There are initially 20 light bulbs in total, out of which 3 have failed the test. So, there are 20 - 3 = 17 light bulbs that passed the test.
When we choose the first light bulb, the probability of selecting a failed one is 3/20, as there are 3 failed bulbs out of 20 total bulbs.
After choosing the first bulb, there are now 19 bulbs remaining in the collection, out of which 2 have failed the test. So, the probability of selecting a failed bulb as the second one is 2/19.
Since the bulbs are selected without replacement, we need to multiply the probabilities of each selection to find the probability of both light bulbs failing the test:
P(both bulbs failed) = (3/20) * (2/19)
Calculating this, we have:
P(both bulbs failed) = 0.15 * 0.1053 ≈ 0.0158
Rounded to 3 decimal places, the probability that both light bulbs failed the test is approximately 0.016.
To find the probability that both light bulbs failed the test, we first need to determine the total number of light bulbs and the number of failed light bulbs in the collection.
Given that there are 20 light bulbs in total and 3 of them failed the test, there are 20 - 3 = 17 light bulbs that passed the test.
Now, we will calculate the probability of selecting two failed light bulbs without replacement.
The probability of selecting the first failed light bulb is 3/20 since there are 3 failed light bulbs out of 20 in total.

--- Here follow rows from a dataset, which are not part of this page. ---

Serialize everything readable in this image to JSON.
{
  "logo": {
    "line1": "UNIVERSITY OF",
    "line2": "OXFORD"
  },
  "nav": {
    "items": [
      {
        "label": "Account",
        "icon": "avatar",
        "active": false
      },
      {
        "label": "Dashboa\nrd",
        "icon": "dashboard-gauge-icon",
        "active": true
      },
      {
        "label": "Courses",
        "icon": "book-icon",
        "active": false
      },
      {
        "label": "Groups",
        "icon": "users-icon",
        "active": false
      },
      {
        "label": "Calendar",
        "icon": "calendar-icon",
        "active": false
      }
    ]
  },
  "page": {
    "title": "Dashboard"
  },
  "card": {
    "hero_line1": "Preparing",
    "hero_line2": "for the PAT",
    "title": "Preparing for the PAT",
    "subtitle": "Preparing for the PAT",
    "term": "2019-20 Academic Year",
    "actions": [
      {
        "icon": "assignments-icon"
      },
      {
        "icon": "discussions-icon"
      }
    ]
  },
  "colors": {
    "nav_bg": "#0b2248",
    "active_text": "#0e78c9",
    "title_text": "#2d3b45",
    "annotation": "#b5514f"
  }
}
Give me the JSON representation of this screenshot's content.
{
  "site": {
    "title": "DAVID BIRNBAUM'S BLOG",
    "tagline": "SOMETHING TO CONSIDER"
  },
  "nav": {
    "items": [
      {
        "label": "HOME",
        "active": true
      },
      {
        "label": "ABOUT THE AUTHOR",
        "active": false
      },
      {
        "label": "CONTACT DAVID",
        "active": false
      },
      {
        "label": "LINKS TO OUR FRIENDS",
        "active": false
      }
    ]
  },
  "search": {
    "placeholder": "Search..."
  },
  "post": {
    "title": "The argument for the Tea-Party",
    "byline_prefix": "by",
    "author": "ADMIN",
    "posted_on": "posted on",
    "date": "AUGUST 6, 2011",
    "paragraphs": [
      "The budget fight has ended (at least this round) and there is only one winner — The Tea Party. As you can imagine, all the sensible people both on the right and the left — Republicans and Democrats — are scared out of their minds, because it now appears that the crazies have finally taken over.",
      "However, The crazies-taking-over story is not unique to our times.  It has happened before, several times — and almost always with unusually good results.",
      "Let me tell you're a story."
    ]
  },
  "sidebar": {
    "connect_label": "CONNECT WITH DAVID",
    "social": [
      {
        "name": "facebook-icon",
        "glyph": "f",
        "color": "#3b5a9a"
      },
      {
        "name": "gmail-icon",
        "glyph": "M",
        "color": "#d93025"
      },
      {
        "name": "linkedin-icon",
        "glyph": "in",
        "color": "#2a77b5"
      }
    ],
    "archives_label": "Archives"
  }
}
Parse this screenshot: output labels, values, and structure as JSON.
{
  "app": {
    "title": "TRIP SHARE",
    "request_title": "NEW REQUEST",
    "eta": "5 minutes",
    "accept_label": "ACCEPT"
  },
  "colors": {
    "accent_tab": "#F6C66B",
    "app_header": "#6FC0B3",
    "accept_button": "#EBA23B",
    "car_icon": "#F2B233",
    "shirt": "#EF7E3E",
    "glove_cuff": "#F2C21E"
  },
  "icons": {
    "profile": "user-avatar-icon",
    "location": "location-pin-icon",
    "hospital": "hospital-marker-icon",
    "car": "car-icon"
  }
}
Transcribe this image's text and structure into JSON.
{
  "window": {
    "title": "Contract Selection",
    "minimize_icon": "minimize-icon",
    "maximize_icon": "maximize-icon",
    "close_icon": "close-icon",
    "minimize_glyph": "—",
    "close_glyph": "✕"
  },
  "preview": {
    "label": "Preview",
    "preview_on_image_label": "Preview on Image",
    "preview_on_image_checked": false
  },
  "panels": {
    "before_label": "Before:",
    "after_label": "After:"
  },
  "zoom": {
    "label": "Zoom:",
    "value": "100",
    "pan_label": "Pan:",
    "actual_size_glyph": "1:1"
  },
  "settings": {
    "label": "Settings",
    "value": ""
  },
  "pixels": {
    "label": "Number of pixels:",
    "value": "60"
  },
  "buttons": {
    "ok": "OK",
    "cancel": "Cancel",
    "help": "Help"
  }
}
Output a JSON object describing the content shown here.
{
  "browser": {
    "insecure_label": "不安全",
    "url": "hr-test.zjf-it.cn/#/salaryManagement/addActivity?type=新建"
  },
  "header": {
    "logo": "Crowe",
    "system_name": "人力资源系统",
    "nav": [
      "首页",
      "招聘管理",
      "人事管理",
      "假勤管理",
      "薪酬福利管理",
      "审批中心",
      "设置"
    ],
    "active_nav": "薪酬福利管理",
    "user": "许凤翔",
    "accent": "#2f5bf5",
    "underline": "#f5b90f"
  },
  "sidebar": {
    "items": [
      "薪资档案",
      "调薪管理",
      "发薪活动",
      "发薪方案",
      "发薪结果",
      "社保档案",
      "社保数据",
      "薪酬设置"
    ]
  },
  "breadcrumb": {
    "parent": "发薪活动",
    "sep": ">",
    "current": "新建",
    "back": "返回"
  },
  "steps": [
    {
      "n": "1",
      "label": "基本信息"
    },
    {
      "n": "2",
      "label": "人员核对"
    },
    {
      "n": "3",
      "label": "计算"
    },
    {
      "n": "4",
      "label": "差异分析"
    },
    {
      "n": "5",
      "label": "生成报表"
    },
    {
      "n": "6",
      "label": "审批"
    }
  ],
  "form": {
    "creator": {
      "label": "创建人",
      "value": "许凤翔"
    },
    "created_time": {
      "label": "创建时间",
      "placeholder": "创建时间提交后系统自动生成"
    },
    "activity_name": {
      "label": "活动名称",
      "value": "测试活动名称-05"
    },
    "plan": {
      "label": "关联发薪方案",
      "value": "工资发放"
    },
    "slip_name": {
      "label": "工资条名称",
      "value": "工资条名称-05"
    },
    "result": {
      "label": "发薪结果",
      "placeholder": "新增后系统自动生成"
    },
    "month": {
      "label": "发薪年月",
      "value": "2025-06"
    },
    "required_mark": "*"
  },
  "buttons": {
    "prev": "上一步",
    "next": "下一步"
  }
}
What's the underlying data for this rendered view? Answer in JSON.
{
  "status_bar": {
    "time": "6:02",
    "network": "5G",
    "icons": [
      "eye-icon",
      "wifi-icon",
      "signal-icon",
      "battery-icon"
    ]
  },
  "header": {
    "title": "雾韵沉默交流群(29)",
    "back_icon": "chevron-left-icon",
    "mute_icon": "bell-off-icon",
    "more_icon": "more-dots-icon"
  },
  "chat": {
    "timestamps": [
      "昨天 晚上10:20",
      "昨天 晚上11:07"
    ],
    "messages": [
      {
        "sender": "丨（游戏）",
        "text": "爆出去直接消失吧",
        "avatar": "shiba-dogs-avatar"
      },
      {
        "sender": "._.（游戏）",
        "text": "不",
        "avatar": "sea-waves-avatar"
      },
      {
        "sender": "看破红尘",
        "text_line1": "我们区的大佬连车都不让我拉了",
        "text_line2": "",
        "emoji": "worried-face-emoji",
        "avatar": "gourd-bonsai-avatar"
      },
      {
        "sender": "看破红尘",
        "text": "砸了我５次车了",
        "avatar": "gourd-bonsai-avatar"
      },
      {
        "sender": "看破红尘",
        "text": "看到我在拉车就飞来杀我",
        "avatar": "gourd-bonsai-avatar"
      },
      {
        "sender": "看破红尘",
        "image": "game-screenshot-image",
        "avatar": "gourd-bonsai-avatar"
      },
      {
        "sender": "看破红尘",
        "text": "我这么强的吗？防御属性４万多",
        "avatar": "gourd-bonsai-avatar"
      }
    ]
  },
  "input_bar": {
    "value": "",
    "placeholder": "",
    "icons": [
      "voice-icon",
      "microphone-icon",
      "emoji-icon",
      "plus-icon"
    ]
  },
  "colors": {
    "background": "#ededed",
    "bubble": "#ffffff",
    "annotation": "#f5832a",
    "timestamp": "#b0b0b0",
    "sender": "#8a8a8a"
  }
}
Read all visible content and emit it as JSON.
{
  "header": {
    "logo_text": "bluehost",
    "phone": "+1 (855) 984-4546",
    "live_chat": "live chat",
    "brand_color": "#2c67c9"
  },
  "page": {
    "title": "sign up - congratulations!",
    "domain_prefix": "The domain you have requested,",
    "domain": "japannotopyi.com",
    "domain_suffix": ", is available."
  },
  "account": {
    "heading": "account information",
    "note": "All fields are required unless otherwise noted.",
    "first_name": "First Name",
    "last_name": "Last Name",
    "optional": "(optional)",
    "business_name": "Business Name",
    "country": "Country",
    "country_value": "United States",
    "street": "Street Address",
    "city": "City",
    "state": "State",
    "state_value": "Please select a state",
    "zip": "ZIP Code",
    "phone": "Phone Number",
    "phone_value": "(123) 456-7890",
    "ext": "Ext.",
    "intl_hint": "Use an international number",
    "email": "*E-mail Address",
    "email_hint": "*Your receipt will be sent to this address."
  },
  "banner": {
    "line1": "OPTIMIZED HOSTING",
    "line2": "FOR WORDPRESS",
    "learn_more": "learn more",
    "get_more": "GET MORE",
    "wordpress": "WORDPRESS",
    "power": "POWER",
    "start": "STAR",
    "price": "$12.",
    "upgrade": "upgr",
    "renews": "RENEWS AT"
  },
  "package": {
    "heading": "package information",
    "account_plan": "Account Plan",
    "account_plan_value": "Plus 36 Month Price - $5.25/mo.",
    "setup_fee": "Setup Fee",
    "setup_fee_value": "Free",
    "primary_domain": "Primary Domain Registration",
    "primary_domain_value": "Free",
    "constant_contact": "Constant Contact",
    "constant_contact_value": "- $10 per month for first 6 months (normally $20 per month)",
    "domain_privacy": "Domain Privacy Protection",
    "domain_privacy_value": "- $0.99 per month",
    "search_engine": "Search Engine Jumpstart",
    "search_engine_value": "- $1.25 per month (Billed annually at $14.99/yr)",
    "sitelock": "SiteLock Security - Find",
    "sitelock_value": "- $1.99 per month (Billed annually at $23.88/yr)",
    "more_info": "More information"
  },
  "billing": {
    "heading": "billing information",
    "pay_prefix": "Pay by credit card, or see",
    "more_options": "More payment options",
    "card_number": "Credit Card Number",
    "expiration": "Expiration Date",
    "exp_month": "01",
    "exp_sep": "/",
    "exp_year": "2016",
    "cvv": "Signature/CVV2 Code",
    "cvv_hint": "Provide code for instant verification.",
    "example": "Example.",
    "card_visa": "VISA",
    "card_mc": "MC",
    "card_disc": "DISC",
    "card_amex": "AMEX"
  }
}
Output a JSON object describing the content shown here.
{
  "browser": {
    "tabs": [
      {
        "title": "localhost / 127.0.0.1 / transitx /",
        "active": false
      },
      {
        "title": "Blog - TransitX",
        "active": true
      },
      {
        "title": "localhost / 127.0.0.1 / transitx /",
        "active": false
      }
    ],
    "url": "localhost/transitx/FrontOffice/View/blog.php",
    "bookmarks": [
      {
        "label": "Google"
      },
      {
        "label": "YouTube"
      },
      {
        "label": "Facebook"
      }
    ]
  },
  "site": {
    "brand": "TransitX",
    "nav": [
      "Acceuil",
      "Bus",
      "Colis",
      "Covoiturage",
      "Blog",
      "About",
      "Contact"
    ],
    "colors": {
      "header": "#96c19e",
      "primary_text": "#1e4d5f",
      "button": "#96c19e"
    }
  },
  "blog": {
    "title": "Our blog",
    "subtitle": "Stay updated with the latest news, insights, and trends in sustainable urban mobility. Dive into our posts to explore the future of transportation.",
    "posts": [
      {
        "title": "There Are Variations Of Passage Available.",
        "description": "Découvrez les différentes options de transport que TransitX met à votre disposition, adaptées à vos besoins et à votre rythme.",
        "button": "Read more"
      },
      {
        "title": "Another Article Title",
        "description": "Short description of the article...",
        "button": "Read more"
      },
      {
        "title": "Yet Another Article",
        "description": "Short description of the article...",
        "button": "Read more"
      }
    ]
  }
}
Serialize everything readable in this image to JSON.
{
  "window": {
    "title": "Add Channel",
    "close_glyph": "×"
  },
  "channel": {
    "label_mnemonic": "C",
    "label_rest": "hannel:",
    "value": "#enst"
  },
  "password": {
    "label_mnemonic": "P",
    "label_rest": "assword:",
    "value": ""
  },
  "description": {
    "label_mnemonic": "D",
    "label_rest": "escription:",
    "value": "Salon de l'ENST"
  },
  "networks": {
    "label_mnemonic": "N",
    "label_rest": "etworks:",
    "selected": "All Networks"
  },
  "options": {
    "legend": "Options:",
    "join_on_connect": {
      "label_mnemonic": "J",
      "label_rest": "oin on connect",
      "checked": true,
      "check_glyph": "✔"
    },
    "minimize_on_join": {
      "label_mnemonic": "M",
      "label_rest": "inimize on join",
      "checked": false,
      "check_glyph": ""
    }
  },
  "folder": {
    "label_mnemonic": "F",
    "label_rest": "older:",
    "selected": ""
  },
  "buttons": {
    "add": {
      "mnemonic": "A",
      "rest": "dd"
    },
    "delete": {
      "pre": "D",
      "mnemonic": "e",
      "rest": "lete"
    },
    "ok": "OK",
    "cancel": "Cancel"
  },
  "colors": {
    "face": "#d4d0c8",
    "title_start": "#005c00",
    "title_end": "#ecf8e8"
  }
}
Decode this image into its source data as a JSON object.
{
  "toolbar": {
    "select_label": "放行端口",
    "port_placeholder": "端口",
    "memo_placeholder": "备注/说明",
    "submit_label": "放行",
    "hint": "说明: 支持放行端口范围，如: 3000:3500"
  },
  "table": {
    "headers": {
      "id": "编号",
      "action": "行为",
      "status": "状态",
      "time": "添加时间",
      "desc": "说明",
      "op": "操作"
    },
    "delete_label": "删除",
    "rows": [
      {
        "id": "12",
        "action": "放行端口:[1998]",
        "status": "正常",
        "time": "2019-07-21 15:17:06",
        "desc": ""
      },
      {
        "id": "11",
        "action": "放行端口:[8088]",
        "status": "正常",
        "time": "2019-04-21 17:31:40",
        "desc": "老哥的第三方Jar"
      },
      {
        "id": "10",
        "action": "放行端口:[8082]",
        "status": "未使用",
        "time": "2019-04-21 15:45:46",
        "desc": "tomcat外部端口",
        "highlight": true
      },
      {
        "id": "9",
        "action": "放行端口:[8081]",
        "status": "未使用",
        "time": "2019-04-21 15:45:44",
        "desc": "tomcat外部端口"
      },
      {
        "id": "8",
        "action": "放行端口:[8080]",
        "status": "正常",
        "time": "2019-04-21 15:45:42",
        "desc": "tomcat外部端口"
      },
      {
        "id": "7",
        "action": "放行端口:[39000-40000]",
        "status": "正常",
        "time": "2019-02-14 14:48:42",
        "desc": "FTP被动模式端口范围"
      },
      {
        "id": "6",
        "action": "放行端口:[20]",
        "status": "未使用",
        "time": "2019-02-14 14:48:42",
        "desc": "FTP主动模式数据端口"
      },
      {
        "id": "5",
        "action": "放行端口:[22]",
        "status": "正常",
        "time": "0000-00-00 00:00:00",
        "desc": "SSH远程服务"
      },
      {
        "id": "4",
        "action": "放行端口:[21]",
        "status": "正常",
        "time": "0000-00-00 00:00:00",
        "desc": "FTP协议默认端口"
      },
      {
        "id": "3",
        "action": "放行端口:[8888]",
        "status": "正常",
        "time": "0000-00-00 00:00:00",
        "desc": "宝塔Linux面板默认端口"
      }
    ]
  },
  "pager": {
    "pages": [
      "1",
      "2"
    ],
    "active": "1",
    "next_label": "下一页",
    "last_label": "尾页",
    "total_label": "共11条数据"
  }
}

After removing one failed light bulb, there are 19 light bulbs left, and 2 failed light bulbs remaining. So, the probability of selecting the second failed light bulb is 2/19.
To find the probability of both events occurring, we multiply the probabilities of each event together:
(3/20) * (2/19) = 6/380 = 0.0158
Therefore, the probability that both light bulbs selected at random without replacement failed the test is approximately 0.016(rounding to 3 decimal places).